I’ve now covered enough to explain how Smalltalk blocks with full closure semantics can be implemented in a way that never forces reification of the activation record stack:

Allocate all arguments and temps that are not “captured” by blocks within stack allocated activation records.
All variables that are subject to capture by blocks are explicitly allocated in heap allocated environment objects.  Alternatively if  the variable is “read-only” it may be copied into the block object.
Only activations that have captured variables need heap allocates environment objects, except for the following rule:
The activation of a method that contain a block with up arrow returns always allocates a heap environment object. It may be empty, in the sense that it contains no variables, but it must be allocated.
Activation records reference (“point to”) environment objects but environment objects never point to activation records. Environment objects and block objects may reference other environment objects.
A block (a closure) object references its enclosing environment(s) (but never the enclosing activation record(s))
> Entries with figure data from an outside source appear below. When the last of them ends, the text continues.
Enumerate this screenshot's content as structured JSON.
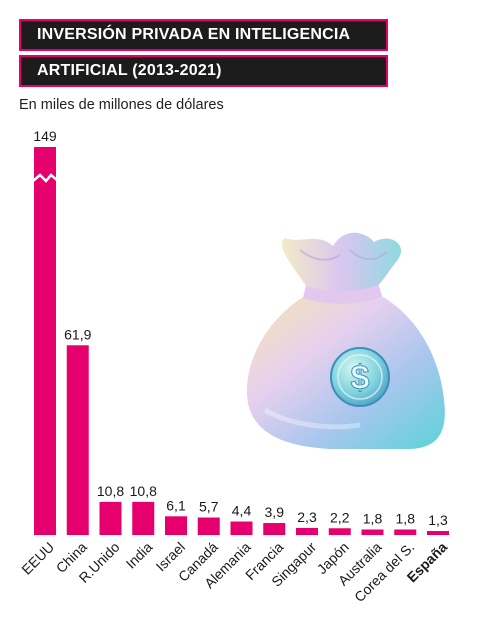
{
  "header": {
    "title_line1": "INVERSIÓN PRIVADA EN INTELIGENCIA",
    "title_line2": "ARTIFICIAL (2013-2021)",
    "subtitle": "En miles de millones de dólares"
  },
  "colors": {
    "bar": "#e5006d",
    "title_bg": "#1c1c1c",
    "title_border": "#e5006d"
  },
  "illustration": {
    "name": "money-bag-icon"
  },
  "chart_data": {
    "type": "bar",
    "title": "INVERSIÓN PRIVADA EN INTELIGENCIA ARTIFICIAL (2013-2021)",
    "ylabel": "En miles de millones de dólares",
    "categories": [
      "EEUU",
      "China",
      "R.Unido",
      "India",
      "Israel",
      "Canadá",
      "Alemania",
      "Francia",
      "Singapur",
      "Japón",
      "Australia",
      "Corea del S.",
      "España"
    ],
    "values": [
      149,
      61.9,
      10.8,
      10.8,
      6.1,
      5.7,
      4.4,
      3.9,
      2.3,
      2.2,
      1.8,
      1.8,
      1.3
    ],
    "value_labels": [
      "149",
      "61,9",
      "10,8",
      "10,8",
      "6,1",
      "5,7",
      "4,4",
      "3,9",
      "2,3",
      "2,2",
      "1,8",
      "1,8",
      "1,3"
    ],
    "highlight_category": "España",
    "axis_break_on": "EEUU",
    "grid": false,
    "legend": "none"
  }
}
A block object that implements an up arrow return always captures a reference to the environment associated with its method activation. This is used as the continuation marker.
An up arrow return is implemented by searching up the activation stack for an activation record whose environment reference is the same as the continuation marker of the returning bock. The activation stack is unwound (ensure/ifCurtailed blocks must be executed) and trimmed back to that activation record and a return from that activation is forced. If no activation record with that environment is found we have a #cannotReturn: error situation.